All species of tarsiers have a gestation period of around six months or about 190 days. Females usually consume double their body weight around the third trimester. They give birth to only one young that are born with fur and their eyes open already. They can also climb right after they are born. Tarsiers are among the largest mammals when newborn, relative to their mother's body size.

== Phylogeny ==
The tarsier lineage is known to have split from other primate lineages around 58 mya, but it could very well be much earlier. Scientists have discovered tarsiid fossils from Asia dating from the Eocene to the Miocene.

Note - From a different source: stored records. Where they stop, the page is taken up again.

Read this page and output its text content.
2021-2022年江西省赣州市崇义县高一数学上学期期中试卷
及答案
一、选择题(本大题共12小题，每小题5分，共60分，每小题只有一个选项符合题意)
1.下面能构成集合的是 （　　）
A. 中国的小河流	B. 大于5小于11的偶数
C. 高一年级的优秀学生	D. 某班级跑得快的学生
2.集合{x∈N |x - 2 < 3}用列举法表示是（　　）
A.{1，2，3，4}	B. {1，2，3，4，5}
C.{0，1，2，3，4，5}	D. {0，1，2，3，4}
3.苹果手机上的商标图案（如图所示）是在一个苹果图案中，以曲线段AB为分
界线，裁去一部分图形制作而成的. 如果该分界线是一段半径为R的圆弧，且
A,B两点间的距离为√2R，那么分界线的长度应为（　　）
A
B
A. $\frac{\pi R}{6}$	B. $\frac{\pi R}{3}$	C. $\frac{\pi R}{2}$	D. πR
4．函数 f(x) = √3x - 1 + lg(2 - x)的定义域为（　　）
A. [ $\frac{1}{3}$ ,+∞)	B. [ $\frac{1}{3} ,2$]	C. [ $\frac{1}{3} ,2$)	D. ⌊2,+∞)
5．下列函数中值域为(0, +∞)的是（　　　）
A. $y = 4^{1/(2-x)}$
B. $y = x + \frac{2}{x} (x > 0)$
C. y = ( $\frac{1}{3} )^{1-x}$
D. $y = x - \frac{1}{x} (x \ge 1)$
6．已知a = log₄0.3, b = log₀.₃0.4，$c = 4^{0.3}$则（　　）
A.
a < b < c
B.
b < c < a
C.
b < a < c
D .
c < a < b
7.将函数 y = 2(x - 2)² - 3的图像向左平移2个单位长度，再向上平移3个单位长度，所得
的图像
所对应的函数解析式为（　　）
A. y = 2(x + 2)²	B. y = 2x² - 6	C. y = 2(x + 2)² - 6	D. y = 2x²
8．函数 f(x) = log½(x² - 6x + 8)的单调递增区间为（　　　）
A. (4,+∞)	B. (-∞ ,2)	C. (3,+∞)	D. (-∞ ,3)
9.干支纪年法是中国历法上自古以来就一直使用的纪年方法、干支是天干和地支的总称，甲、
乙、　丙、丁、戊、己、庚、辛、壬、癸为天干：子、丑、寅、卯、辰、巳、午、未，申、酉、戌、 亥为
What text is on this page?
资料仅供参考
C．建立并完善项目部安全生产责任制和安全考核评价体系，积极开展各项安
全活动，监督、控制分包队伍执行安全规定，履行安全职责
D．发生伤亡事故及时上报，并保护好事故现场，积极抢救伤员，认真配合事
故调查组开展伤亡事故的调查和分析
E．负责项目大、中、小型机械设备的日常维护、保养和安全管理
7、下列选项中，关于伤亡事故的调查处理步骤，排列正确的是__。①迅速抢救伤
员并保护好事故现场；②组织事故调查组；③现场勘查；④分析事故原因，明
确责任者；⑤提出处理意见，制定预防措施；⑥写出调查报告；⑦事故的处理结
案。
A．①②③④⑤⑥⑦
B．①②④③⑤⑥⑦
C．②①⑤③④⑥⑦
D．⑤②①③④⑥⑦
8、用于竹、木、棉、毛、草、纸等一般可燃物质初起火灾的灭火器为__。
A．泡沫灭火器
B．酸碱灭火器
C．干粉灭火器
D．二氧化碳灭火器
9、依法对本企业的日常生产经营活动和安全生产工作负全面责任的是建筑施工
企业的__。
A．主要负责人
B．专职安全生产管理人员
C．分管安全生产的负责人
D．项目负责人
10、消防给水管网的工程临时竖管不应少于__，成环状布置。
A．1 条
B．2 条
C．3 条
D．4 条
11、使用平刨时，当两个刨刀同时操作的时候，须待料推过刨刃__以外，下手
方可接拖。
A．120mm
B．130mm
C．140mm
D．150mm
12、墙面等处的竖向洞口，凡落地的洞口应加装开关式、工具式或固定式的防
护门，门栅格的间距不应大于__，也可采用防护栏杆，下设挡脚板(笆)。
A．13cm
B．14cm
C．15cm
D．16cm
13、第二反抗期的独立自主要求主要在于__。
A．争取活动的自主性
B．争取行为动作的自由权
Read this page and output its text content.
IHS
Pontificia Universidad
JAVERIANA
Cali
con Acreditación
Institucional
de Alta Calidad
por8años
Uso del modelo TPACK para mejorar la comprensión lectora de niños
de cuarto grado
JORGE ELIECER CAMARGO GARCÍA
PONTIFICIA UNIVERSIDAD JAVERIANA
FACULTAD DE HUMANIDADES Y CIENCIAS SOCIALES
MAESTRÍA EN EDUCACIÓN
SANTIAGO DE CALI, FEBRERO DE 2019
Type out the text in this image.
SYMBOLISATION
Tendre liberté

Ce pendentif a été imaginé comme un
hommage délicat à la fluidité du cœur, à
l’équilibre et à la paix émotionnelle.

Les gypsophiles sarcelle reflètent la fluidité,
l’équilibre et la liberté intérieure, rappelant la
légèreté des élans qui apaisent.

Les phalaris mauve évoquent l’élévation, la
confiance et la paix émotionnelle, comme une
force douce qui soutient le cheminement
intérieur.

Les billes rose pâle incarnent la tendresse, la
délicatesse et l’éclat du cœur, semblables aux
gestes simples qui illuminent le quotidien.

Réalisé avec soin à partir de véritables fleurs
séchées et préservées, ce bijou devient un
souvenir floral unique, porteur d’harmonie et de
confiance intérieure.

Multivariate analyses have shown the T. lariang is significantly distinct from other species of Sulawesi tarsiers. The isolation of the Sulawesi islands archipelago (before they became one big island), due to a period of plate tectonic activity about 20 mya resulted in speciation of the species of Sulawesi tarsiers. Lariang tarsiers most likely colonized Sulawesi region around the Miocene. Scientists have found that the estimated split between T. dentatus and T. lariang to have taken place around 1.4 mya.